On average, any multi-armed bandit that had a degree of exploration in our experiments underperformed relative to agents that strictly exploited the estimated best action at every time step. This observation was prevalent across the four policies we investigated, but there did exist cases that were evident outliers where the agent did explore in key periods into the optimal allocation to maximize the rewards. Since our work focused on a limited range of allocations, the success of these outliers would be further minimized when increasing the set of possible allocations to a continuous scale. While the multi-armed bandits did approach the optimal strategy, a higher rate of exploration tended to deviate the agent further from optimum.

More importantly, we investigated stationary and non-stationary bandits to observe whether a shorter-term outlook to rewards yields higher returns. In the case of looking at P&L returns, the non-stationary bandit outperformed the stationary bandit at lower reward windows, suggesting that recent strategy performance is indicative of superior performance to follow. Interestingly, when considering the Sharpe-based returns, the bandit with a stationary policy quickly identifies the best-performing model to outperform the non-stationary bandit which appears to frequently select sub-optimal arms.

While our findings suggest that a multi-armed bandit approach to portfolio management has the benefit of balancing between competing investment strategies, these experiments were done in a closed environment that did not directly interact with the market and did not take into account transaction costs. As previously noted, our trades are not affecting the price of our underlying funds and our results in our paper trading environment may not directly translate in a live setting. This work is not financial advice and readers should consult with a financial advisor prior to making any financial decisions.

6. Future Work

Within the domain of finance, no experiment is ever complete without validating a proposed model in a live trading setting. Our multi-armed bandit is not interacting with the environment and not receiving a true representation of market feedback. We hope to continue our work and implement our multi-armed bandit as an overlay to our underlying supervised strategies. Future iterations of this work should also embody a more robust construction of the portfolio by adding a wider selection of securities. Signals from the supervised learning models should also be adapted to point to a more diverse and dynamic set of portfolio allocations. Lastly, future work can consider the effect of adding additional competitive arms to the multi-armed bandit to cumulative returns.

7. Statement of Work

Both Rodrigo Erices and Vlad Bardalez contributed to all aspects of the project.

8. References

Asness, C. et al. (2013).
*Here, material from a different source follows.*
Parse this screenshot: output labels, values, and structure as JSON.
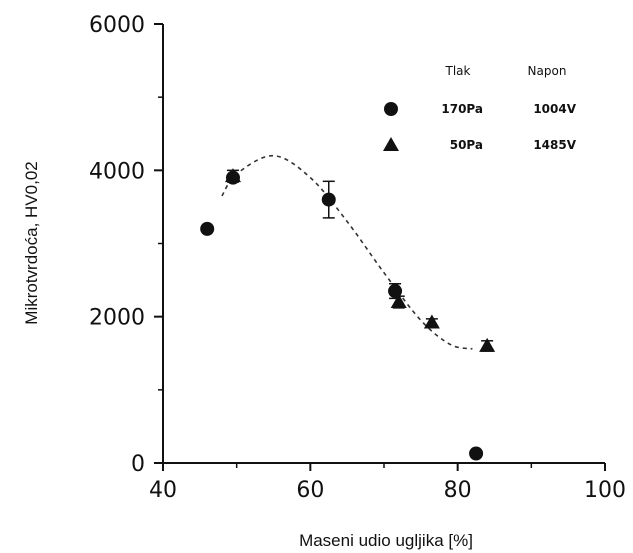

Value and Momentum Everywhere. Journal of Finance. 68(3). https://pages.stern.nyu.edu/~lpederse/papers/ValMomEverywhere.pdf

Galbraith, B. (2016) Python library for Multi-Armed Bandits [Source code]. https://github.com/bgalbraith/bandits

Kho, J. (accessed online 2018), Why Random Forest is My Favorite Machine Learning Model. Towards Data Science. https://towardsdatascience.com/why-random-forest-is-my-favorite-machine-learning-model-b97651fa3706

Korgaonkar, R. et al (accessed online 2022), TargetRisk: Aiming to Protect and Grow Your Money. MAN AHL’s Website. https://www.man.com/ahl-targetrisk

Panigirtzoglou, N. et al. (2019). Flows and Liquidity: Dollar liquidity tightening. J.P. Morgan Markets. April 26th.